El dueño de una fábrica, al saber del fondo medido por mí, me creyó equivocado, pues por sus conocimientos y experiencias con presas y diques pensó que era imposible que la arena pudiera reposar de forma tan estable sobre un plano así de inclinado. Pero los estanques más profundos no lo son en proporción a su extensión, como muchos creen, y de ser drenados, no serían gran cosa como valle. No se trata de tazas entre colinas; éste, tan insólitamente hondo para la superficie que ocupa, en una sección vertical por su centro no parece apenas más hondo que un plato llano.
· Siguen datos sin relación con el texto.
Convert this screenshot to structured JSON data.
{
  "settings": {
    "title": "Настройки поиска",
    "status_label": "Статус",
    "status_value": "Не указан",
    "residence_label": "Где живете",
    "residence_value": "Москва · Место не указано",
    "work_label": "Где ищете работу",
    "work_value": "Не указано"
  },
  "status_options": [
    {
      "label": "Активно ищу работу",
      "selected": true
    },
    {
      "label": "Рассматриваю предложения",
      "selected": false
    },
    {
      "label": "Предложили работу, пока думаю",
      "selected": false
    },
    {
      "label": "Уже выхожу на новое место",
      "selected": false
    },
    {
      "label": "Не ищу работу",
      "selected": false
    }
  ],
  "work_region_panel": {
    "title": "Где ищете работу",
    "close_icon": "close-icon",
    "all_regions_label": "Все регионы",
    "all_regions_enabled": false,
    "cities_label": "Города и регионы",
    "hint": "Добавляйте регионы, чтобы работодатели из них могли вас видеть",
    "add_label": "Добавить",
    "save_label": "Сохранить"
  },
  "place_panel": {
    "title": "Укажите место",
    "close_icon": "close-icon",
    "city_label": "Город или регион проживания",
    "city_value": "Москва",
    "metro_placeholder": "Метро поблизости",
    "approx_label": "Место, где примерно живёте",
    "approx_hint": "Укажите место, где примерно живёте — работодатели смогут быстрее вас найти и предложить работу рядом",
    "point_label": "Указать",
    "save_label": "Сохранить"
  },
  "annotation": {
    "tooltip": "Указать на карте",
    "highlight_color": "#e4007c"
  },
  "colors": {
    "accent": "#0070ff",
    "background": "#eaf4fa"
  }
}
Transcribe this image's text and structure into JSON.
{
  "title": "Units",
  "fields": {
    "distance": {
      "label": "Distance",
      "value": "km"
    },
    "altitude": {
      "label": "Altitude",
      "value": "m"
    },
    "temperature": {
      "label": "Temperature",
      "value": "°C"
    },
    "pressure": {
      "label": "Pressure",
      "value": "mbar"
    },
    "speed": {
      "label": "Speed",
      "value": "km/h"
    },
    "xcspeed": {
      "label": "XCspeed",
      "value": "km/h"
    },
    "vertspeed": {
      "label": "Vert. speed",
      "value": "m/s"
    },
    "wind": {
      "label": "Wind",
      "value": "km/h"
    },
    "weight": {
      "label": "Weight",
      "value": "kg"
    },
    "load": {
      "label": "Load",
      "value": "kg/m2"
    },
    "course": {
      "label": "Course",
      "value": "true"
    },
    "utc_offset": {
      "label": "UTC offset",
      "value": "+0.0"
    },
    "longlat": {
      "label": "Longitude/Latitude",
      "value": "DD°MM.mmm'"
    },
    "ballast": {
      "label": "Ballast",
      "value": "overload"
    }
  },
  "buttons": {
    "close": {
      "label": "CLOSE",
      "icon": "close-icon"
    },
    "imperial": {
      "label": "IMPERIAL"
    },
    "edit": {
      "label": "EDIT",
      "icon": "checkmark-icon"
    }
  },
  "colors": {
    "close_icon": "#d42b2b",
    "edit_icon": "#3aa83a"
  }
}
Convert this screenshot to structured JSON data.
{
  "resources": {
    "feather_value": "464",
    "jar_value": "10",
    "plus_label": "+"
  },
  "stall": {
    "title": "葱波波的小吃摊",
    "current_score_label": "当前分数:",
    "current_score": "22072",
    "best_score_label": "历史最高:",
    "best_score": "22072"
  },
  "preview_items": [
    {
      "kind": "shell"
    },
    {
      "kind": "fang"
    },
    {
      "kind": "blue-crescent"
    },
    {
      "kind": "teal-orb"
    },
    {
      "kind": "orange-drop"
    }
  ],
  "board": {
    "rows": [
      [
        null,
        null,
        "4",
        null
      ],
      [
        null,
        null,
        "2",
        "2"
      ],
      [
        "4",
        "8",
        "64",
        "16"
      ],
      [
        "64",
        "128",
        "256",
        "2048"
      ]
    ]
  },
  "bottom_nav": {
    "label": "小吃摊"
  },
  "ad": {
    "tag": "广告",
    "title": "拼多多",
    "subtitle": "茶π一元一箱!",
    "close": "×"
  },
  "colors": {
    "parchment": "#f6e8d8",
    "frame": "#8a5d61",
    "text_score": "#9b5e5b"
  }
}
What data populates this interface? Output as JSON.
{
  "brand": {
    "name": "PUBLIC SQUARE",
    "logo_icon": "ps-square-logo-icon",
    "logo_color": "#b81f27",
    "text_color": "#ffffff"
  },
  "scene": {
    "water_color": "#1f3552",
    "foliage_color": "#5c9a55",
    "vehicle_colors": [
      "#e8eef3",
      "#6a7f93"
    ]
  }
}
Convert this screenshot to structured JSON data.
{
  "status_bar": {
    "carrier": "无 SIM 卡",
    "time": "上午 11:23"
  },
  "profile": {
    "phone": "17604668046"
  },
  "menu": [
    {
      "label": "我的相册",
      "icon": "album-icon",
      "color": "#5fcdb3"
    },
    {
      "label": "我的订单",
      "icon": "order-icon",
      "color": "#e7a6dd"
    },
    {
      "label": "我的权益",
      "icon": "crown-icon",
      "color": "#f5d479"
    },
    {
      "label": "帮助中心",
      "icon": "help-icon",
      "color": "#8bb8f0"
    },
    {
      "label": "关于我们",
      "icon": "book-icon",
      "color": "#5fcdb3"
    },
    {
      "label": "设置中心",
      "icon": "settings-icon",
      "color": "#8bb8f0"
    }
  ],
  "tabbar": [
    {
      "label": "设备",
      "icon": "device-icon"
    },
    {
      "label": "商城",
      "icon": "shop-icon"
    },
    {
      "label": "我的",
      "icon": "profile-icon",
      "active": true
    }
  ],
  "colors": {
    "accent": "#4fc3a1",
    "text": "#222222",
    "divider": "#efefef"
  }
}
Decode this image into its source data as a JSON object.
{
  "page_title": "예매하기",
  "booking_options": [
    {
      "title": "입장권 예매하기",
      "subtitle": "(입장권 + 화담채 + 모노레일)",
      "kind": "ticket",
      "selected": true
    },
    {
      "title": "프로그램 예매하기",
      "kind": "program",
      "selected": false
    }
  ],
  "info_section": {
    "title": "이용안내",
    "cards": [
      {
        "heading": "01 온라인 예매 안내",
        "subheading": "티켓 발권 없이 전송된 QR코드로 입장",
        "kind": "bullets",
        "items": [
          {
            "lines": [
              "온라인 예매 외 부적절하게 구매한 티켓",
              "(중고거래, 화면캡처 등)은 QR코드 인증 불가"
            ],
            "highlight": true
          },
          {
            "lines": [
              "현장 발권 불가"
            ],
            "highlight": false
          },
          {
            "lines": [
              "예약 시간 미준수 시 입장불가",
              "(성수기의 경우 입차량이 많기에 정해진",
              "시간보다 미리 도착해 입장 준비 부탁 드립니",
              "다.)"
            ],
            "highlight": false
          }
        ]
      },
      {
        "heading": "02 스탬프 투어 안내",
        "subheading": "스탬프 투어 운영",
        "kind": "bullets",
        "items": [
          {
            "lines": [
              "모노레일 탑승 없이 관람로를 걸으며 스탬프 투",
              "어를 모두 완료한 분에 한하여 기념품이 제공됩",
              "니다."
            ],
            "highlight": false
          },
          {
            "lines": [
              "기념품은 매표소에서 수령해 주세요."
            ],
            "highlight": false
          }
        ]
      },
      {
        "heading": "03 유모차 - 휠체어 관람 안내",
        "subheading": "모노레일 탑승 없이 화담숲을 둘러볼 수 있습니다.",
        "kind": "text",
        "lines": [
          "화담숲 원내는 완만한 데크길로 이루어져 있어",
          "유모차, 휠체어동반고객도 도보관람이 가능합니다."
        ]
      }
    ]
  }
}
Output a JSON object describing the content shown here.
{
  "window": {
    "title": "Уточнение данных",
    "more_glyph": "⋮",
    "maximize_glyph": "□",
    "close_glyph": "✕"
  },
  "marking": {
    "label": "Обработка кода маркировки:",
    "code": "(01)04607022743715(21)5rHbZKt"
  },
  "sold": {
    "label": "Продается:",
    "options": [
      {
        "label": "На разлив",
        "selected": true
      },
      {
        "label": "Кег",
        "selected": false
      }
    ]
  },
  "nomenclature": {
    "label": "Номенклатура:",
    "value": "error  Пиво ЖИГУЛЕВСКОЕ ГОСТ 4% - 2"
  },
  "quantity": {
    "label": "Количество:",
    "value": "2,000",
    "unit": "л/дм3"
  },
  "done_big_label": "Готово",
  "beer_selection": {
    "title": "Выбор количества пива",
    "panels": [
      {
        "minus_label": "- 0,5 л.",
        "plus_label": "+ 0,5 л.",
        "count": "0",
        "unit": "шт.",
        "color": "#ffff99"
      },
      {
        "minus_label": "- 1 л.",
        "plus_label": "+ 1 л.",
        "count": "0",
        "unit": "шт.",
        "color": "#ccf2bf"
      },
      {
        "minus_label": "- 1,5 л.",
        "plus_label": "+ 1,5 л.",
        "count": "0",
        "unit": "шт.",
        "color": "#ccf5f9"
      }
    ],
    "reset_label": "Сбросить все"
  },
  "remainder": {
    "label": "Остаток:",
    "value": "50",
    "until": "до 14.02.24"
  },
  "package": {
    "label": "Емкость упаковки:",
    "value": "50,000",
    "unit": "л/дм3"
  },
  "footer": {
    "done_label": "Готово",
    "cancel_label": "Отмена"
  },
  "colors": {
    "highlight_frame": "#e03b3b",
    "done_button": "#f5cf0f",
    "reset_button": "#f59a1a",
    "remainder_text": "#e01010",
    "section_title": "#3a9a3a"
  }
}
William Gilpin, tan admirable en todo cuanto se refiere al paisaje, y en general tan exacto, hallándose a un extremo del Loch Fyne, en Escocia, que describe como «una bahía de agua salada, de unas sesenta o setenta brazas de profundidad y de unas cuatro millas de anchura», amén de unas cincuenta de longitud, y rodeada de montañas, observa: «Si lo hubiéramos podido ver inmediatamente después del diluvio, o después de la convulsión de la Naturaleza que lo provocara, antes de que las aguas se precipitaran en él ¡qué horrible abismo tenía que parecer!».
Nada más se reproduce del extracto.